Freqüentemente, o aprendizado de conteúdos de representações sociais ocorre antes de uma conceituação sobre objetos da realidade. Crianças são capazes de emitir julgamentos razoavelmente sistemáticos antes de terem idéias estruturadas sobre as coisas; no desenvolvimento das representações sociais, a valorização precede a construção de conceitos sólidos (Duveen & De Rosa, 1992). Se pensarmos nas relações entre cognições individuais e pensamento social, estudar as representações sociais é estudar as regulações de metassistemas cognitivos de ordem social no sistema cognitivo individual (Doise, Clemence & Lorenzi-Cioldi, 1992). Assim, as representações sociais são sistemas objetivos de restrições (Rouquette, 1995). Segundo Doise (2001a), os mesmos indivíduos podem referir-se a metassistemas diferentes de acordo com as especificidades das situações com que se deparam.

As representações sociais precisam ser transformadas em representações intra-individuais para que possam explicar ou orientar crenças e comportamentos individuais (Deveureux, 1961 apud Wagner, 1994). Seria improvável supor que os indivíduos pertencentes a um grupo social compartilham os mesmos elementos de uma representação social, como uma espécie de consenso simplista (Rose, Efraim, Gervais, Joffe, Jovchelovitch & Morant, 1995), e que essa representação provocaria os mesmos efeitos em suas representações cognitivas particulares. De fato, as duas perspectivas detalhadas na seção anterior tratam dessa questão. Para a Escola de Genebra, as representações são estudadas enquanto conhecimento específico de indivíduos que se situam num espaço de discussão comum (Doise, Clemence, & Lorenzi-Cioldi, 1992). Para a Escola de Aix-en-Provence, existem elementos estruturais centrais que definem a especificidade das representações e são de fato compartilhados, mas há também elementos periféricos que dão conta dos contextos particulares em que essas teorias são empregadas no cotidiano, abarcando o conhecimento idiossincrático e não-compartilhado. Os elementos periféricos são os aspectos individualizados das representações sociais (Abric, 1998; Flament, 2001).

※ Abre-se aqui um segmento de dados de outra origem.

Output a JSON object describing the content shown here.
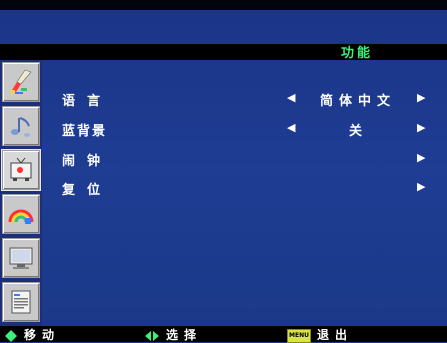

É pertinente apontar que a posição desenvolvida no presente trabalho baseia-se num espaço de explicação macro-redutivo das relações entre representações sociais e representações intra-individuais, conforme o princípio da prioridade taxonômica para explicar as relações entre níveis de agregação hierarquizados de fenômenos. Segundo esse princípio, atribuído por Wagner a Harré, é necessário compreender os fenômenos em nível molar para explicar fenômenos de um nível de agregação sub-ordenado, de nível molecular. No presente caso, as representações sociais são o fenômeno de nível superior e as representações individuais, o de nível inferior: de acordo com a perspectiva adotada, as representações do indivíduo só fazem sentido se contextualizadas em seu meio social (Wagner, 1994).

A partir de uma perspectiva macro-redutiva, faz sentido partir das representações sociais, isto é, do pensamento coletivo, para explicar processos sociopsicológicos comumente estudados sob uma ótica individual. Nesse sentido, os fenômenos característicos do domínio da cognição social, que se ocupa de como os indivíduos formulam percepções sobre os outros, atribuem causas à realidade social, e formam e mantêm atitudes sociais (Rodrigues, Assmar & Jablonski, 1999), poderiam ser considerados como contrapartes individuais da realidade coletiva das representações sociais. Adotando-se esse modelo, a teoria das representações sociais passa a dispor de grande capacidade integrativa em psicologia social.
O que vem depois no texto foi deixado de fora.